A Clemson University automotive engineer is receiving an honor that recognizes his work in robotics for advanced manufacturing and vehicle automation, fields where engineers are in high demand.

Yunyi Jia (left) works with a graduate student in the Clemson University International Center for Automotive Engineering.

Yunyi Jia (left) works with a graduate student in the Clemson University International Center for Automotive Engineering.

Yunyi Jia has been awarded the McQueen Quattlebaum Assistant Professorship, the latest in a string of honors.

He learned last month that he won the Ralph R. Teetor Educational Award from SAE International, and last year he received a CAREER award from the National Science Foundation. 

Jia, who arrived at Clemson in 2016, said he is honored to accept the assistant professorship.

“It’s always encouraging when your peers recognize your successes,” he said. “I thank the Quattlebaum family for their forward-thinking generosity in making this assistant professorship possible. Their support will allow me to expand research and educational opportunities for my students.”

Jia is the director of the Collaborative Robotics and Automation Lab at the Clemson University International Center for Automotive Research in Greenville.

He has received over $4 million in external funding from federal and state agencies and industrial companies. His industry collaborators include BMW, Ford, Bosch and Samsung.

Jia has published more than 90 peer-reviewed journal and conference publications.

He has developed popular courses offered in the Department of Automotive Engineering, including Vehicle Electronics Integration and Autonomous Driving Technologies.

“You can feel excitement in the air when Dr. Jia’s class gathers for the annual competition of student-designed autonomous model cars on an obstacle course,” said Zoran Filipi, chair of the Department of Automotive Engineering.

Further, Jia has collaborated with Bosch and Jenkins Endowed Professor Srikanth Pilla to offer a summer camp where K-12 students can learn about autonomous boats to collect plastic wastes for ocean conservation.

The professorship was made possible by a gift from Alexander McQueen Quattlebaum, who graduated from Clemson in 1934, was a professor of engineering until World War II and served on the Board of Trustees from 1958-74. He made the gift in honor of his father, McQueen Quattlebaum, who was in Clemson’s Class of 1909.

Don Quattlebaum, who is the son of Alexander McQueen Quattlebaum, said he is glad his family’s legacy continues to benefit Clemson.

“It is a testament to my father’s commitment to Clemson and his forward-thinking generosity that his gift continues to expand research and education opportunities for faculty and students,” he said. “Clemson has always been special to us, and it is heartening to know that my father’s and grandfather’s legacies continue to live on at the University. I congratulate Dr. Jia on his new position.

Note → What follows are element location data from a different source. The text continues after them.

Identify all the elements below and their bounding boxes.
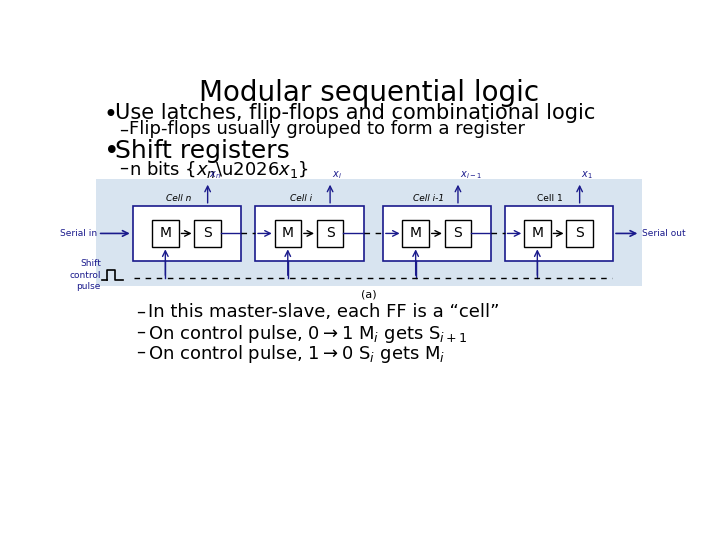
Text: Flip-flops usually grouped to form a register: Flip-flops usually grouped to form a reg… <box>129 120 525 138</box>
Bar <box>255 206 364 261</box>
Text: –: – <box>137 303 145 321</box>
Text: –: – <box>120 120 128 138</box>
Text: On control pulse, 0$\rightarrow$1 M$_i$ gets S$_{i+1}$: On control pulse, 0$\rightarrow$1 M$_i$ … <box>148 323 468 345</box>
Text: •: • <box>104 139 120 165</box>
Text: M: M <box>282 226 294 240</box>
Bar <box>524 220 551 247</box>
Text: Cell i-1: Cell i-1 <box>413 194 444 204</box>
Text: Cell 1: Cell 1 <box>537 194 563 204</box>
Text: $x_i$: $x_i$ <box>332 169 341 181</box>
Text: –: – <box>137 343 145 361</box>
Text: •: • <box>104 103 118 127</box>
Text: In this master-slave, each FF is a “cell”: In this master-slave, each FF is a “cell… <box>148 303 500 321</box>
Text: Shift registers: Shift registers <box>114 139 289 163</box>
Bar <box>96 179 642 286</box>
Text: Modular sequential logic: Modular sequential logic <box>199 79 539 107</box>
Text: M: M <box>531 226 544 240</box>
Text: $x_{i-1}$: $x_{i-1}$ <box>459 169 482 181</box>
Text: On control pulse, 1$\rightarrow$0 S$_i$ gets M$_i$: On control pulse, 1$\rightarrow$0 S$_i$ … <box>148 343 446 365</box>
Text: n bits {$x_n$\u2026$x_1$}: n bits {$x_n$\u2026$x_1$} <box>129 159 309 180</box>
Bar <box>194 220 221 247</box>
Text: $x_n$: $x_n$ <box>210 169 221 181</box>
Text: Serial in: Serial in <box>60 229 97 238</box>
Text: S: S <box>454 226 462 240</box>
Bar <box>383 206 492 261</box>
Text: Use latches, flip-flops and combinational logic: Use latches, flip-flops and combinationa… <box>114 103 595 123</box>
Text: $x_1$: $x_1$ <box>581 169 593 181</box>
Bar <box>317 220 343 247</box>
Text: –: – <box>120 159 128 177</box>
Text: S: S <box>203 226 212 240</box>
Bar <box>132 206 241 261</box>
Bar <box>152 220 179 247</box>
Text: S: S <box>325 226 335 240</box>
Text: Serial out: Serial out <box>642 229 685 238</box>
Text: Cell n: Cell n <box>166 194 191 204</box>
Bar <box>505 206 613 261</box>
Text: –: – <box>137 323 145 341</box>
Bar <box>567 220 593 247</box>
Text: S: S <box>575 226 584 240</box>
Text: Cell i: Cell i <box>289 194 312 204</box>
Text: M: M <box>159 226 171 240</box>
Bar <box>402 220 429 247</box>
Bar <box>274 220 301 247</box>
Text: M: M <box>410 226 422 240</box>
Text: (a): (a) <box>361 289 377 300</box>
Bar <box>445 220 471 247</box>
Text: Shift
control
pulse: Shift control pulse <box>69 259 101 291</box>
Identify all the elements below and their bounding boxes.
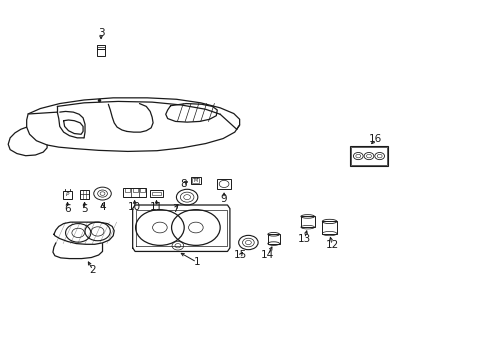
Text: 8: 8	[180, 179, 186, 189]
Text: 14: 14	[261, 250, 274, 260]
Bar	[140, 188, 145, 192]
Text: M: M	[193, 178, 198, 183]
Text: 12: 12	[325, 240, 338, 250]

Filipi congratulated Yunyi on the honor and added:

 “Dr. Jia has accomplished much in the short time he has been with the department,” Filipi said. “He has proven himself a highly effective teacher, productive researcher and valued colleague. Dr. Jia is on the cutting edge of research, but he has also proven to be very capable in applying research achievements to solve real-world problems.  As an example, he recently completed a project to create the Robotic Cleaning System for Manufacturing Body Shop, which was selected by the BMW plant director for digitization and innovation for demonstration and industrialization across the company’s manufacturing network.”